Surveillance: Routine monitoring of cholestasis, liver disease, pruritus, growth, and nutrition per treating hepatologist; routine audiograms for all individuals with ATP8B1 deficiency whether known to be symptomatic or not.

Agents/circumstances to avoid: Potentially ototoxic agents; oral contraceptive agent therapies can induce and/or exacerbate episodes of cholestasis.

Evaluation of relatives at risk: It is appropriate to clarify the genetic status of apparently asymptomatic older and younger at-risk relatives of an affected individual in order to identify as early as possible those who would benefit from prompt initiation of treatment, surveillance, and awareness of agents and circumstances to avoid.

Genetic counseling.

ATP8B1 deficiency is inherited in an autosomal recessive manner. If both parents are known to be heterozygous for an ATP8B1 pathogenic variant, each sib of an affected individual has at conception a 25% chance of inheriting biallelic pathogenic variants and being affected, a 50% chance of inheriting one pathogenic variant and being a heterozygote (carrier), and a 25% chance of inheriting both normal alleles. Once the ATP8B1 pathogenic variants have been identified in an affected family member, carrier testing for at-risk relatives and prenatal and preimplantation genetic testing are possible.

Suggestive Findings

ATP8B1 deficiency should be suspected in individuals with the following clinical findings, laboratory findings, histologic findings on liver biopsy, and family history.

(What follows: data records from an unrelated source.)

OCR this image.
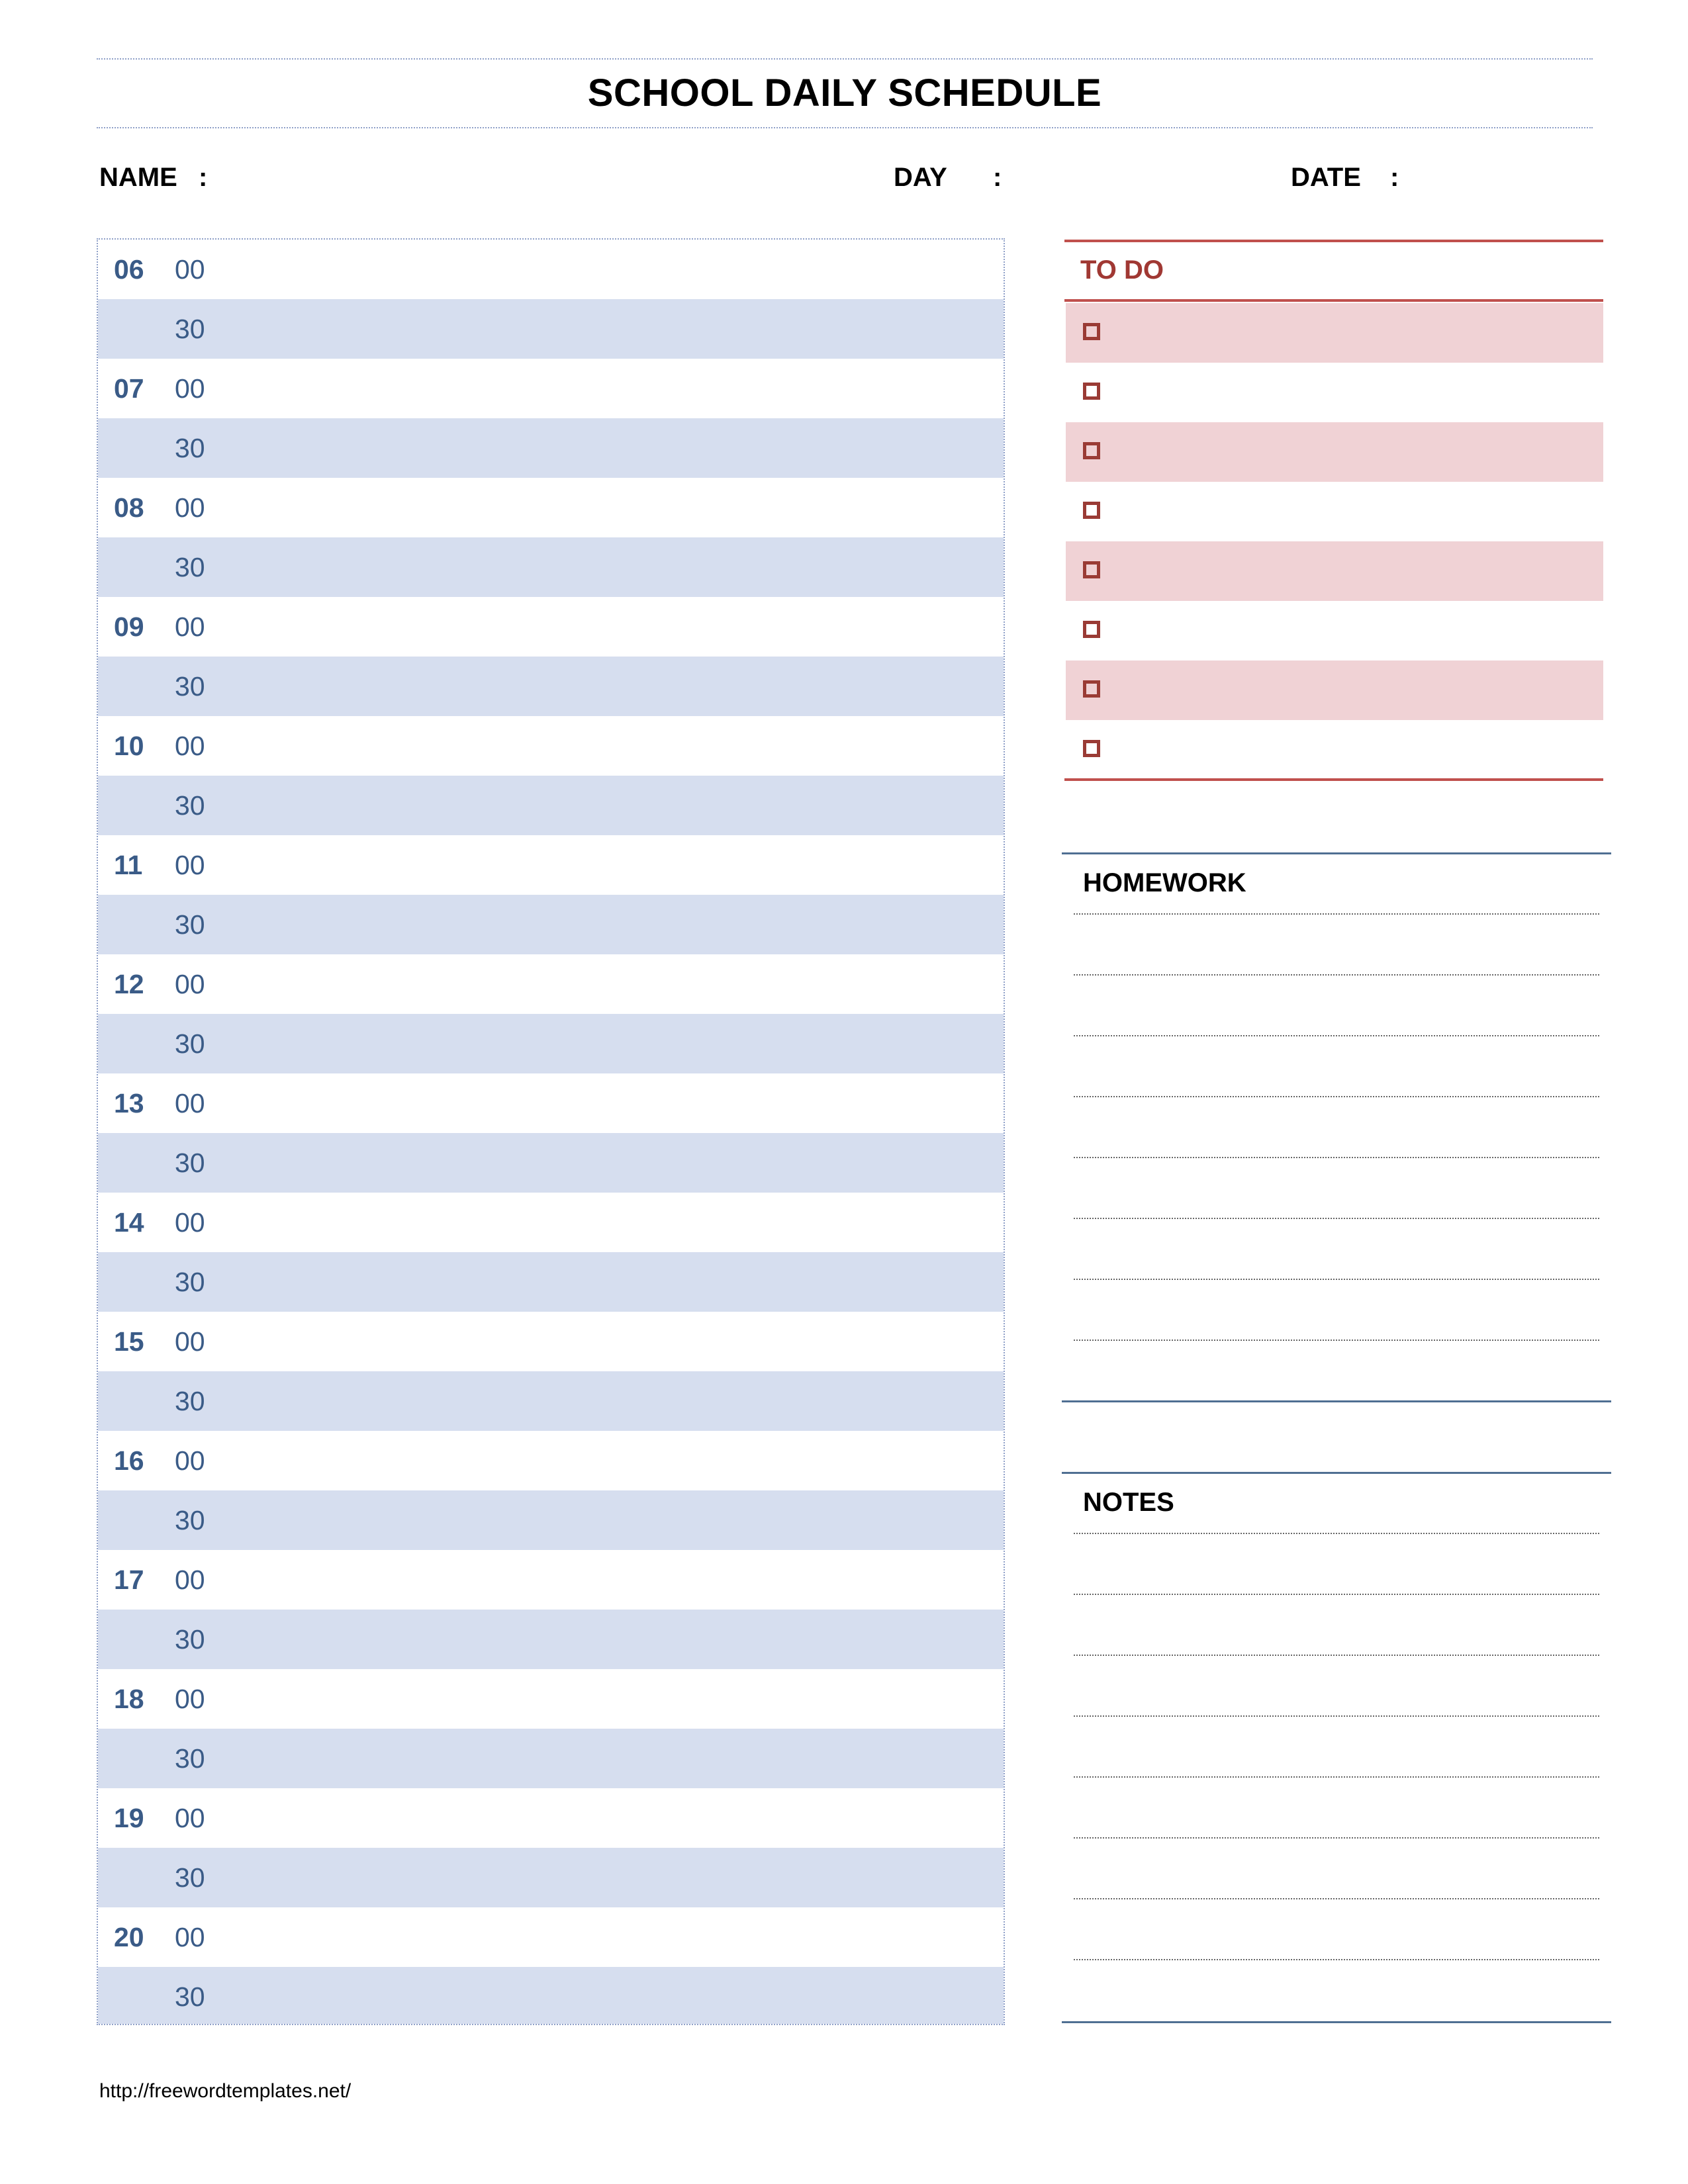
SCHOOL DAILY SCHEDULE
NAME :	DAY :	DATE :
06 00
30
07 00
30
08 00
30
09 00
30
10 00
30
11 00
30
12 00
30
13 00
30
14 00
30
15 00
30
16 00
30
17 00
30
18 00
30
19 00
30
20 00
30
TO DO
HOMEWORK
NOTES
http://freewordtemplates.net/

While mild-to-moderate and severe phenotype classifications have been proposed, ATP8B1 deficiency occurs along a continuous spectrum of severity.

Establishing the Diagnosis

The diagnosis of ATP8B1 deficiency is established in a proband with suggestive findings and biallelic pathogenic variants in ATP8B1 identified by molecular genetic testing (see Table 2). If molecular genetic testing is not available, see the histologic findings associated with ATP8B1 deficiency in Histologic Findings (pdf).

Note: Identification of biallelic ATP8B1 variants of uncertain significance (or identification of one known ATP8B1 pathogenic variant and one ATP8B1 variant of uncertain significance) does not establish or rule out a diagnosis of this disorder.

Molecular genetic testing approaches can include gene-targeted testing (multigene panel) and comprehensive genomic testing (exome sequencing, exome array, genome sequencing) depending on the phenotype.

Gene-targeted testing requires that the clinician determine which gene(s) are likely involved, whereas genomic testing does not. Individuals with the distinctive findings described in Suggestive Findings are likely to be diagnosed using gene-targeted testing (see Option 1), whereas those in whom the diagnosis of ATP8B1 deficiency has not been considered may be more likely to be diagnosed using genomic testing (see Option 2).

Clinical Description

ATP8B1 deficiency encompasses a phenotypic spectrum ranging from severe through moderate to mild. Severe ATP8B1 deficiency is characterized by infantile-onset cholestasis that progresses to cirrhosis, hepatic failure, and death. Mild-to-moderate ATP8B1 deficiency was initially thought to involve intermittent symptomatic cholestasis with a lack of hepatic fibrosis; however, some persons with clinically diagnosed mild disease have hepatic fibrosis on biopsy. Furthermore, in some persons with ATP8B1 deficiency the clinical findings can span the phenotypic spectrum, shifting over time from the mild end (episodic cholestasis) to the severe end of the spectrum (persistent cholestasis) [van Ooteghem et al 2002].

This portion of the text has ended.